Comparando gangues criminosas aos insurgentes derrotados pelo ex-presidente autocrático Alberto Fujimori, sua filha Keiko, durante uma visita recente a San Juan de Lurigancho, prometeu confrontar esses "flagelos sociais" com a mesma força.

Todas as manhãs, ao sair de casa, o motorista Jacob Cóndor reza ao Senhor de Muruhuay (o Cristo crucificado): "Tenho medo de não voltar", diz ele à AFP ao volante durante uma rota.

Pendurada no para-brisa de seu ônibus, há uma pequena imagem religiosa, ao lado de um macaquinho de pelúcia colorido que ganhou de sua filha de oito anos.

As denúncias de extorsão aumentaram 20% em 2025 no Peru, em comparação com o ano anterior, e o setor de transportes foi o mais afetado. Pelo menos 75 motoristas foram assassinados, a maioria em Lima, segundo a polícia.

"Você sai para trabalhar com medo. Um passageiro entra e pode atirar em você pelas costas", diz o motorista de 33 anos, que afirma que votará em Fujimori por causa de "sua firmeza no combate à insegurança".

Seis soldados fazem a segurança da empresa de transportes onde Cóndor trabalha. Policiais patrulham o interior dos ônibus, alguns dos quais exibem adesivos nas janelas com o slogan: "Motoristas com Keiko".

Julio César Raurau, um empresário do ramo de transportes de 48 anos, explica que pelo menos sete gangues os ameaçam por meio de mensagens enviadas por papel e WhatsApp.

"Assim como seu pai acabou com o terrorismo, ela acabará com as organizações criminosas. Estamos em uma guerra interna", disse ele à AFP.

- Criminosos aproveitam o caos -

Mas Epifania Almeyda não está totalmente convencida.

"Estou traumatizada.
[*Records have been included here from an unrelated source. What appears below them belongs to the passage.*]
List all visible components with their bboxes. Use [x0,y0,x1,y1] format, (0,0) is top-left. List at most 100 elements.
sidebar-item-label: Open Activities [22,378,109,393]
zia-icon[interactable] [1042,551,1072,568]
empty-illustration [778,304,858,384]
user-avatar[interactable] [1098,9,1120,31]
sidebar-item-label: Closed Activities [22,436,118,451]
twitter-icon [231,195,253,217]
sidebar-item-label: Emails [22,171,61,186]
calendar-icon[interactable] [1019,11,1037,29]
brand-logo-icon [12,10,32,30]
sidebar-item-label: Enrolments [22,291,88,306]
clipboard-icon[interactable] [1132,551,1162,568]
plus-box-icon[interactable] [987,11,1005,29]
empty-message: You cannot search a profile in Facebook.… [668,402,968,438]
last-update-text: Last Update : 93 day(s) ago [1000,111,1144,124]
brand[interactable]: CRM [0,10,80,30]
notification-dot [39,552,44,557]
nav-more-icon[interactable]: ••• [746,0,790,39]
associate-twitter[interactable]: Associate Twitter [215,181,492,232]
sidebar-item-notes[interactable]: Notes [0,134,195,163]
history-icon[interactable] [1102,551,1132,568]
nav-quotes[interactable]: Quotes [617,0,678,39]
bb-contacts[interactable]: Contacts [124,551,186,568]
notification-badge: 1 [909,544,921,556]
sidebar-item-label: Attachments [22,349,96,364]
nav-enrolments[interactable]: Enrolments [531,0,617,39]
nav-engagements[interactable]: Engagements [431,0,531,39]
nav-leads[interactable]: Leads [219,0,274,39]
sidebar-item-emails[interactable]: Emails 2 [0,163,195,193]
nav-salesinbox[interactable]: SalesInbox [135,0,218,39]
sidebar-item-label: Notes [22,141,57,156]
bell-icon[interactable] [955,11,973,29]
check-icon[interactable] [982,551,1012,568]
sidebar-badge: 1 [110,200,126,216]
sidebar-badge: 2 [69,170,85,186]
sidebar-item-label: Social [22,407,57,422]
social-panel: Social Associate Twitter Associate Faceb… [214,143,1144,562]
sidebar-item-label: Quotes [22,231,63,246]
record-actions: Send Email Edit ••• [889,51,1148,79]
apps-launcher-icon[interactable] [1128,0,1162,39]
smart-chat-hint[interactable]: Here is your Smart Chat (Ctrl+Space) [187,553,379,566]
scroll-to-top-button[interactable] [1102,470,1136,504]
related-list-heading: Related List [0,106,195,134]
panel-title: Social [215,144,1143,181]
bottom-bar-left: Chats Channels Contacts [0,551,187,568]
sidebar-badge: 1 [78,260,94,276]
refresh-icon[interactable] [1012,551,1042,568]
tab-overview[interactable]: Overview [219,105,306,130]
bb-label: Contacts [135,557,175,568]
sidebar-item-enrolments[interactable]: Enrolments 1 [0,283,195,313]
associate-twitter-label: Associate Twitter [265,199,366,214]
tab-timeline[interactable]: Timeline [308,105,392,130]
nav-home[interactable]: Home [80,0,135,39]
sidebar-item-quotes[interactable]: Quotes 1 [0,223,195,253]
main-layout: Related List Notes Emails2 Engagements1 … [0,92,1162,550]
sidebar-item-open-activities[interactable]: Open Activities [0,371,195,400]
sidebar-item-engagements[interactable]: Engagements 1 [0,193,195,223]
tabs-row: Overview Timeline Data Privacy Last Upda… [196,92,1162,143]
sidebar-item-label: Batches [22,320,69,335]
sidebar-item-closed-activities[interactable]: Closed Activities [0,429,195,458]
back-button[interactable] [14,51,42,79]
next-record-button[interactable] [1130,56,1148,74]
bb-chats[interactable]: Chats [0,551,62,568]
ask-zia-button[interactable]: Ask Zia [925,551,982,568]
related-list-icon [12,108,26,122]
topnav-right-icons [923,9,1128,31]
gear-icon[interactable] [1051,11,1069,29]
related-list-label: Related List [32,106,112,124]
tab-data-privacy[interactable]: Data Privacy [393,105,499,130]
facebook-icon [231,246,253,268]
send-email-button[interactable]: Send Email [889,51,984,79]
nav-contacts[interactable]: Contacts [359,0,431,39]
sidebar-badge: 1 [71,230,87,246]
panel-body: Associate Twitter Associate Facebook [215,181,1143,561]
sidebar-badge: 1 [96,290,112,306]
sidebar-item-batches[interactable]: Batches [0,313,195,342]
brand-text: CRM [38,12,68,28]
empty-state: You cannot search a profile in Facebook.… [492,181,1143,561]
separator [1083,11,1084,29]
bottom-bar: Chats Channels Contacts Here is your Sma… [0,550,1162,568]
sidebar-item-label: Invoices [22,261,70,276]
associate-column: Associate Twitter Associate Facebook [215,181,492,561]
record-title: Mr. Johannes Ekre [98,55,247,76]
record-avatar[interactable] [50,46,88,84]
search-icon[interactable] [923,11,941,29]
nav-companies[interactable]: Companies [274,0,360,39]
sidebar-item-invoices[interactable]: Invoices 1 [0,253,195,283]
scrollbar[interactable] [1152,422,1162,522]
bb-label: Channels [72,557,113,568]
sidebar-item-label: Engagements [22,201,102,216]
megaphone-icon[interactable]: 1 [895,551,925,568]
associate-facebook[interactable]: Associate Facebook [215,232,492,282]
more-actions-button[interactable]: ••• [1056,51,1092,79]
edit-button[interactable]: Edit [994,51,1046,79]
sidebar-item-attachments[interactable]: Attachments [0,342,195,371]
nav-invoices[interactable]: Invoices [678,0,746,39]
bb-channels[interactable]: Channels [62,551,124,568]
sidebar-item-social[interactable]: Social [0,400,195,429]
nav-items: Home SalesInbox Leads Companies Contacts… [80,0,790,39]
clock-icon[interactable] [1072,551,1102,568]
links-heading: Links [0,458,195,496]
Escapei de terroristas e dos militares... (mas) com qualquer político que assumir, a situação será a mesma", diz ela após ajudar a preparar "carapulcra" (um ensopado de batatas e carne de porco) para cerca de 70 pessoas.

Oliver Cotera, de 50 anos, também culpa "a classe política" pela insegurança, indignado com o fato de três mototaxistas como ele terem sido mortos em apenas um fim de semana.

"Queremos uma mudança radical", diz Cotera, revelando que votará em Sánchez porque Keiko, com enorme influência no Congresso há pouco mais de uma década, "não fez nada pelo povo".

Embora vá votar de forma diferente, Raurau concorda com Cotera ao associar o aumento da insegurança à instabilidade política do Peru, que teve oito presidentes em dez anos devido a impeachments ou renúncias promovidas pelo Parlamento.

"As organizações criminosas se aproveitaram disso. Não estávamos preparados para enfrentar essa ameaça interna e externa", afirmou.

Gangues como o Tren de Aragua', originária da Venezuela, se espalharam por todo o Peru, enquanto anos de turbulência política minaram a capacidade do Estado de reagir.